Il dato flash composite per l’eurozone delude marginalmente (51.5 da precedente 51.9 e vs attese per 52). Si tratta di un livello coerente con una crescita simile a quella del terzo trimestre (0.1%). Il confronto tra i dati lascia immaginare letture poco brillanti per i paesi periferici, in particolare nel settore servizi, dove a fronte di una Germania che sale di 1.5 punti, il dato europeo perde 0.7. Vedremo i dati finali il 2 e 4 dicembre.

Ad attenuare l’impatto sul sentiment del fiasco sui PMI, il successo dell’asta spagnola, con il tesoro che ha piazzato agevolmente 3.5 bln di 3 anni a fronte di domanda vigorosa (2.5 volte la size emessa). Cosi, per una volta, le borse periferiche hanno outperformato quelle core, rimaste ostaggio dei dati. Meno evidente l’impatto sugli spread, che dopo un bel movimento sono tornati in linea coi valori di ieri (235 area sia per i BTP che per i Bonos).

STATI UNITI

In US il calendario macro era nuovamente affollato:

– I jobless claims hanno ben figurato, calando a 323.000 da 344.000 vs 335.000 attesi. Pur con l’incertezza dovuta alla giornata del veterano, si tratta di un dato che depone bene per i payrolls di novembre.
– Il PPI di ottobre continua a mostrare la consueta picture di disinflazione di origine commodities sul dato headline, e scarse pressioni inflazionistiche sul dato core.

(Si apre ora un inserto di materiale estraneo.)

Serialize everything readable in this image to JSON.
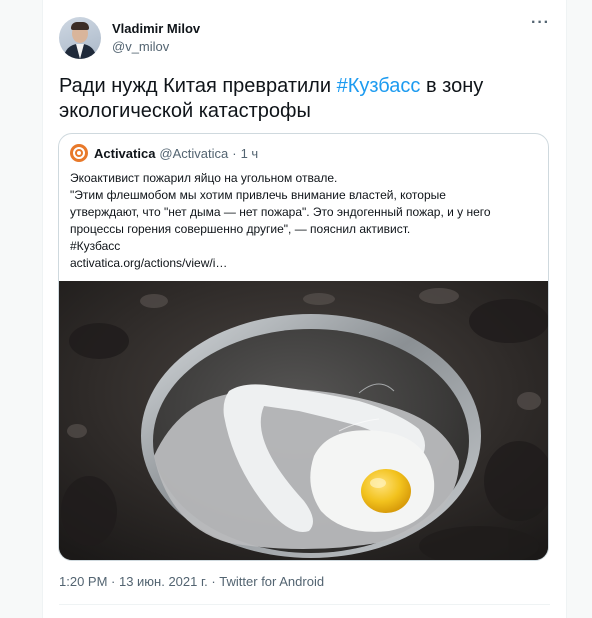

In generale dai prezzi alla produzione vengono pochi segnali di un accelerazione di quelli al consumo.
–  Il Philly Fed di novembre ha mostrato un calo significativo e inatteso (6.5 da prec 19.8 vs attese per 15). Se il dato di ottobre mostrava una forza sorprendente a fronte delle vicende dello shutdown, questo dato sembra indicare un tardivo riconoscimento dell’impatto. Il ridimensionamento è presente anche nei sottoindici, con i new orders che passano da 27.5 a 11.8 e l’employment che passa da 15.4 a 1.1.
Dopo l’Empire (NY) questa è la seconda survey regionale a deludere a novembre
Il quadro macro US diventa sempre più difficile da interpretare.